How to analyze the model performance?
To analyze our model in production, we will use Evidently. It is an open-source tool that generates interactive pre-built reports on model performance.
To run it, we prepare our performance data as a Pandas DataFrame.
It should include:
- model application logs—features that went into the model and corresponding prediction; and
- ground truth data—the actual number of bikes rented each hour as our "target."
You can follow our steps using this sample Jupyter notebook.
Let's look first at the performance of the model we created. Once we trained a model, we take our training dataset and predictions and specify it as the "Reference" data. Stay tuned: it will also help us to refer to this data later on.
We can select this period directly from the DataFrame since it has datetime as an index.
We also map the columns to show the tool what is what and perform a correct analysis:
By default, Evidently uses the index as an x-axis in plots. In this case, it is datetime, so we do not add anything explicitly. Otherwise, we would have to specify it in our column mapping.
Next, we call a corresponding report for regression models.
And display the results right in the Jupyter notebook.
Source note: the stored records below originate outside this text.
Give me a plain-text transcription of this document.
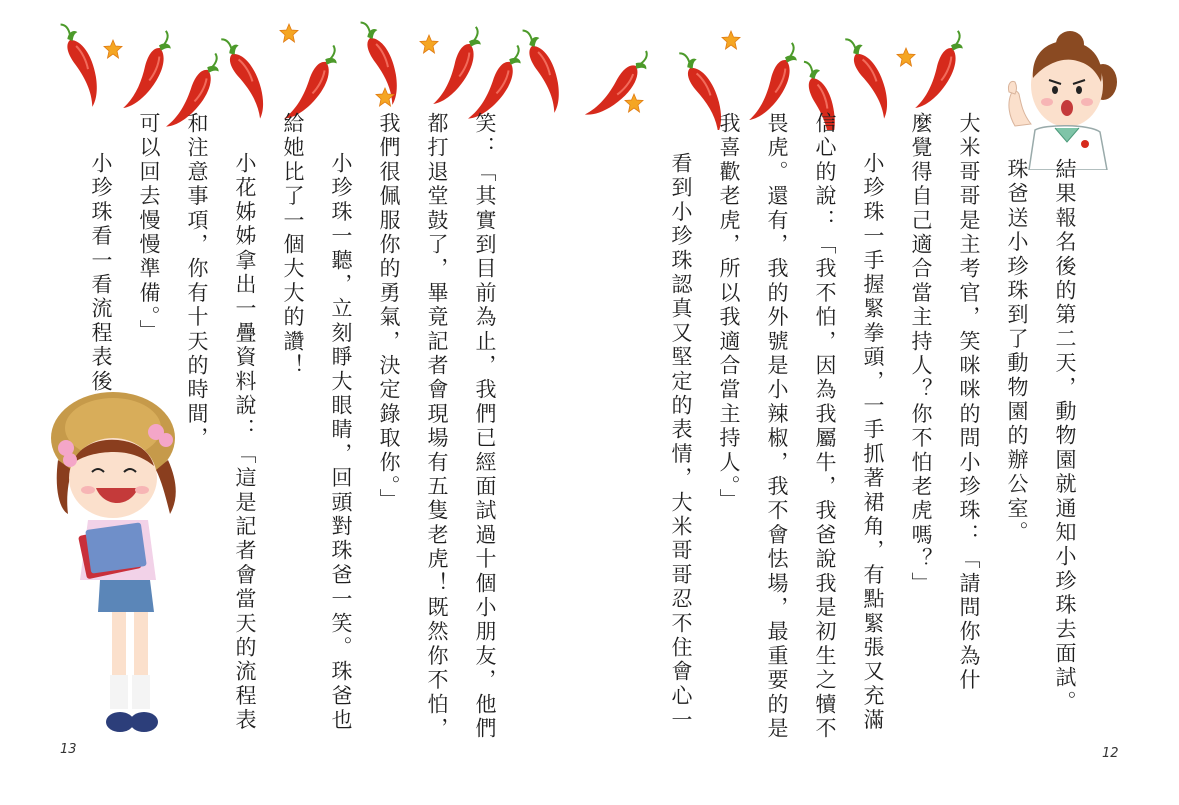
笑：「其實到目前為止，我們已經面試過十個小朋友，他們
都打退堂鼓了，畢竟記者會現場有五隻老虎！既然你不怕，
我們很佩服你的勇氣，決定錄取你。」
小珍珠一聽，立刻睜大眼睛，回頭對珠爸一笑。珠爸也
給她比了一個大大的讚！
小花姊姊拿出一疊資料說：「這是記者會當天的流程表
和注意事項，你有十天的時間，
可以回去慢慢準備。」
小珍珠看一看流程表後
13
結果報名後的第二天，動物園就通知小珍珠去面試。
珠爸送小珍珠到了動物園的辦公室。
大米哥哥是主考官，笑咪咪的問小珍珠：「請問你為什
麼覺得自己適合當主持人？你不怕老虎嗎？」
小珍珠一手握緊拳頭，一手抓著裙角，有點緊張又充滿
信心的說：「我不怕，因為我屬牛，我爸說我是初生之犢不
畏虎。還有，我的外號是小辣椒，我不會怯場，最重要的是
我喜歡老虎，所以我適合當主持人。」
看到小珍珠認真又堅定的表情，大米哥哥忍不住會心一
12
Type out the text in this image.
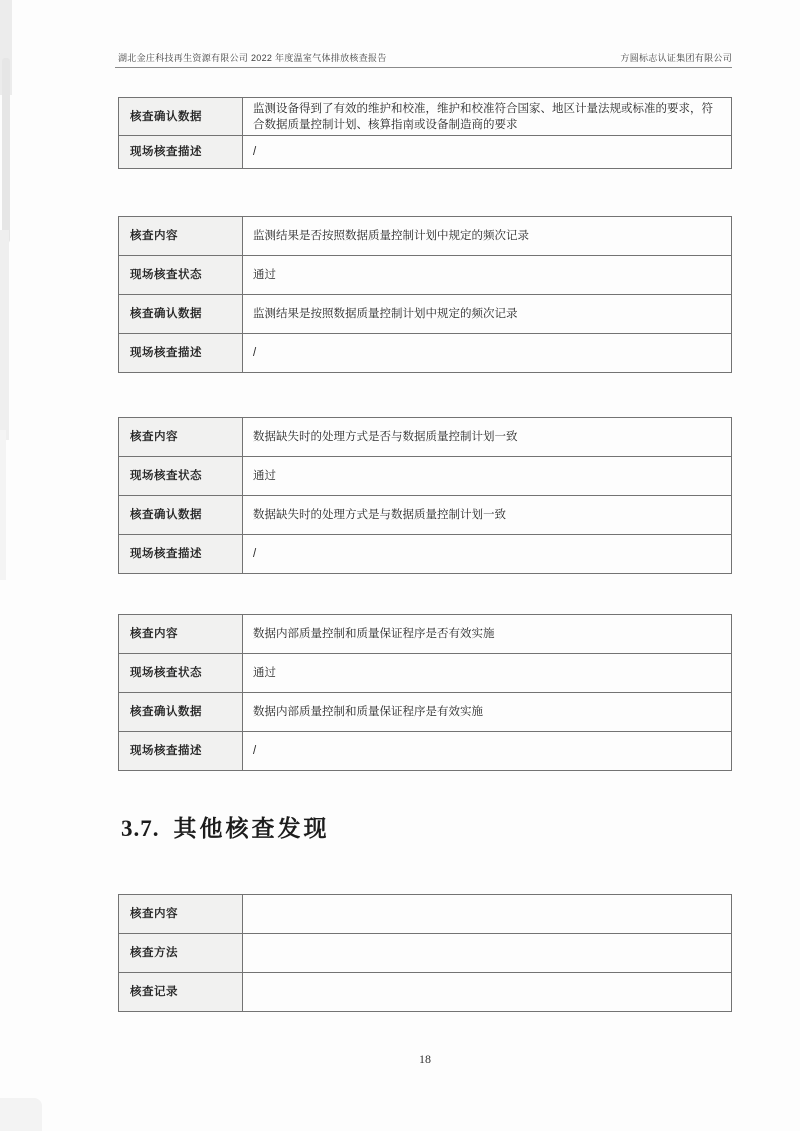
湖北金庄科技再生资源有限公司 2022 年度温室气体排放核查报告	方圆标志认证集团有限公司
核查确认数据	监测设备得到了有效的维护和校准，维护和校准符合国家、地区计量法规或标准的要求，符合数据质量控制计划、核算指南或设备制造商的要求
现场核查描述	/
核查内容	监测结果是否按照数据质量控制计划中规定的频次记录
现场核查状态	通过
核查确认数据	监测结果是按照数据质量控制计划中规定的频次记录
现场核查描述	/
核查内容	数据缺失时的处理方式是否与数据质量控制计划一致
现场核查状态	通过
核查确认数据	数据缺失时的处理方式是与数据质量控制计划一致
现场核查描述	/
核查内容	数据内部质量控制和质量保证程序是否有效实施
现场核查状态	通过
核查确认数据	数据内部质量控制和质量保证程序是有效实施
现场核查描述	/
3.7. 其他核查发现
核查内容	
核查方法	
核查记录	
18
We also save it as a .html file to be able to share it easily.
We can see that the model has a fine quality given that we only trained on four weeks of data!
More good news: the error is symmetric and distributed around zero. There is no obvious under- or over-estimation.
We will continue treating this dataset from model performance in training as our "reference." It gives us a good feel of the quality we can expect from our model in production use. So, we can contrast the future performance against this benchmark.
Into the wild: the first week in production
Observing the model in production has straightforward goals. We want to detect if something goes wrong. Ideally, in advance.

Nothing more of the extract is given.